This note covers the inference and serving discipline: the engineering of turning a trained model's frozen weights into tokens at acceptable speed and cost in production. It spans the two inference phases (prefill and decode), the KV cache, the efficiency levers (quantization, batching, speculative decoding), the user-facing latency metrics versus system throughput, and the fundamental tradeoff between them. It excludes how the model is built or trained, and what it is used for — this is the layer underneath all of that: every prompt, retrieval, agent step, and eval run ultimately resolves to an inference call.
Training a model happens once; serving it happens forever. That is why inference, not training, is the overwhelming majority of an LLM system's operational cost — and a single efficiency gain compounds across every request, every session, and every agentic loop.[3] The naive way to serve is wasteful: process one request at a time, and the expensive GPU sits mostly idle while everything else waits.[2]

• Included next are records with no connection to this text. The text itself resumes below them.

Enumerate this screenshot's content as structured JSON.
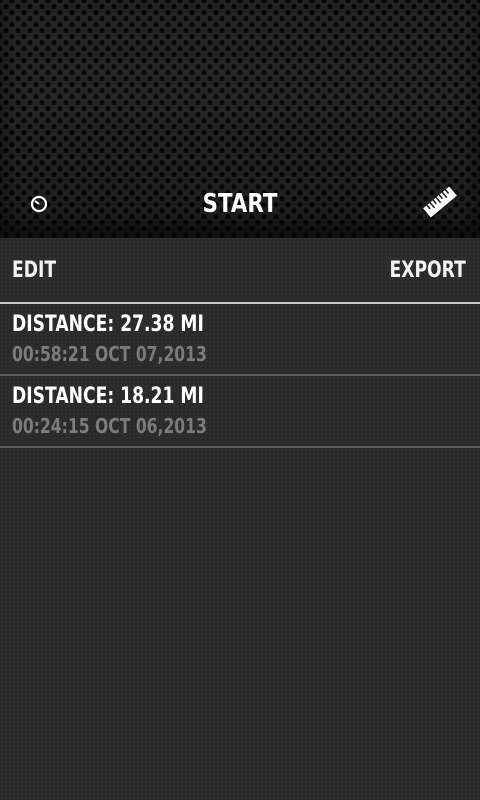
{
  "header": {
    "start_label": "START",
    "timer_icon": "timer-icon",
    "ruler_icon": "ruler-icon"
  },
  "toolbar": {
    "edit_label": "EDIT",
    "export_label": "EXPORT"
  },
  "runs": [
    {
      "distance_label": "DISTANCE: 27.38 MI",
      "meta_label": "00:58:21 OCT 07,2013"
    },
    {
      "distance_label": "DISTANCE: 18.21 MI",
      "meta_label": "00:24:15 OCT 06,2013"
    }
  ],
  "colors": {
    "background": "#2b2b2b",
    "text_primary": "#ffffff",
    "text_secondary": "#7c7c7c",
    "divider": "#c8c8c8"
  }
}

The striking part is the size of the gap. Moving from naive to optimized serving is worth roughly 10–20× in throughput and 5–10× in cost — wider than the gap between whole GPU generations.[1][3] So the discipline is not about buying bigger hardware; it is about squeezing the most useful tokens per dollar and per second out of fixed hardware, without degrading the output.
To avoid recomputing attention over the entire sequence at every step, the model caches the key and value vectors of all the tokens it has already processed.[6] It is a huge speedup — but it has a cost that bites: the cache grows linearly with batch size times sequence length, so for long contexts and many concurrent requests it becomes the memory bottleneck of the whole serving system.[6] Techniques like PagedAttention manage it like virtual memory, handing out non-contiguous blocks instead of pre-allocating one big slab.[2]
Store the weights — and sometimes activations and the KV cache — at lower numerical precision, dropping from 16-bit down to 8-bit, 4-bit, or FP8.[5] Because generation is limited by how fast data moves out of GPU memory, moving fewer bits directly speeds up token generation and shrinks the footprint enough to run a 70B model on a consumer GPU.[1][4] The tradeoff is blunt: lower precision can degrade output quality, so the right bit-width is an empirical question.[4]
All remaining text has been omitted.